[Python-Dev] Disabling Unicode readbuffer interface

Martin v. Loewis martin@loewis.home.cs.tu-berlin.de
Thu, 21 Sep 2000 18:19:53 +0200


> Martin, haven't you read my last post to Guido ? 

I've read

http://www.python.org/pipermail/python-dev/2000-September/016162.html

where you express a preference of disabling the getreadbuf slot, in
addition to special-casing Unicode objects in s#. I've just tested the
effects of your solution 1 on the test suite. Or are you referring to
a different message?

> Completely disabling getreadbuf is not a solution worth considering --
> it breaks far too much code which the test suite doesn't even test,
> e.g. MarkH's win32 stuff produces tons of Unicode object which
> then can get passed to potentially all of the stdlib. The test suite
> doesn't check these cases.

Do you have any specific examples of what else would break? Looking at
all occurences of 's#' in the standard library, I can't find a single
case where the current behaviour would be right - in all cases raising
an exception would be better. Again, any counter-examples?

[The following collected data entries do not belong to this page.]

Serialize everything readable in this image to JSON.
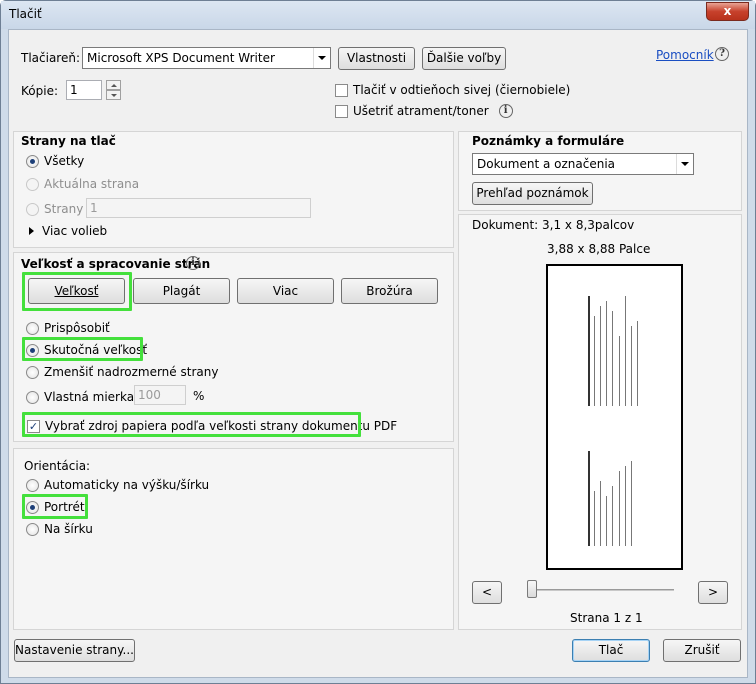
{
  "window": {
    "title": "Tlačiť",
    "close_glyph": "x"
  },
  "printer": {
    "label": "Tlačiareň:",
    "selected": "Microsoft XPS Document Writer",
    "properties_button": "Vlastnosti",
    "more_options_button": "Ďalšie voľby",
    "help_link": "Pomocník",
    "help_icon_glyph": "?"
  },
  "copies": {
    "label": "Kópie:",
    "value": "1"
  },
  "options": {
    "grayscale": {
      "label": "Tlačiť v odtieňoch sivej (čiernobiele)",
      "checked": false
    },
    "save_ink": {
      "label": "Ušetriť atrament/toner",
      "checked": false,
      "info_glyph": "i"
    }
  },
  "pages": {
    "heading": "Strany na tlač",
    "all": "Všetky",
    "current": "Aktuálna strana",
    "range_label": "Strany",
    "range_value": "1",
    "more": "Viac volieb"
  },
  "sizing": {
    "heading": "Veľkosť a spracovanie strán",
    "info_glyph": "i",
    "tabs": [
      "Veľkosť",
      "Plagát",
      "Viac",
      "Brožúra"
    ],
    "fit": "Prispôsobiť",
    "actual_size": "Skutočná veľkosť",
    "shrink": "Zmenšiť nadrozmerné strany",
    "custom_scale_label": "Vlastná mierka:",
    "custom_scale_value": "100",
    "percent": "%",
    "paper_source": {
      "label": "Vybrať zdroj papiera podľa veľkosti strany dokumentu PDF",
      "checked": true,
      "check_glyph": "✓"
    }
  },
  "orientation": {
    "heading": "Orientácia:",
    "auto": "Automaticky na výšku/šírku",
    "portrait": "Portrét",
    "landscape": "Na šírku"
  },
  "comments": {
    "heading": "Poznámky a formuláre",
    "selected": "Dokument a označenia",
    "summary_button": "Prehľad poznámok"
  },
  "preview": {
    "document_size": "Dokument: 3,1 x 8,3palcov",
    "paper_size": "3,88 x 8,88 Palce",
    "prev_button": "<",
    "next_button": ">",
    "page_status": "Strana 1 z 1"
  },
  "footer": {
    "page_setup_button": "Nastavenie strany...",
    "print_button": "Tlač",
    "cancel_button": "Zrušiť"
  }
}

>     Special case Unicode in getargs.c's code for "s#" only and leave
>     getreadbuf enabled. "s#" could then return the default encoded
>     value for the Unicode object while SRE et al. could still use 
>     PyObject_AsReadBuffer() to get at the raw data.

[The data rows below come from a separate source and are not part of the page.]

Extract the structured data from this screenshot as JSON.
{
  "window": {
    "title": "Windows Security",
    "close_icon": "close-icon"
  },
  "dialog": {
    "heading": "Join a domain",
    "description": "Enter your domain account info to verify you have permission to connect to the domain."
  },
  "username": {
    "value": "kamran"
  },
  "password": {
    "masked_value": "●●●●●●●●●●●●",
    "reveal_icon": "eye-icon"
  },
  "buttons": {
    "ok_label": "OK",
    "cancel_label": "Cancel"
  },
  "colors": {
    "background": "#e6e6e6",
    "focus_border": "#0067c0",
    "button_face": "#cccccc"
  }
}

I think your option 2 is acceptable, although I feel the option 1
would expose more potential problems. What if an application
unknowingly passes a unicode object to md5.update? In testing, it may
always succeed as ASCII-only data is used, and it will suddenly start
breaking when non-ASCII strings are entered by some user. 

Using the internal rep would also be wrong in this case - the md5 hash
would depend on the byte order, which is probably not desired (*).

In any case, your option 2 would be a big improvement over the current
state, so I'll just shut up.

Regards,
Martin

(*) BTW, is there a meaningful way to define md5 for a Unicode string?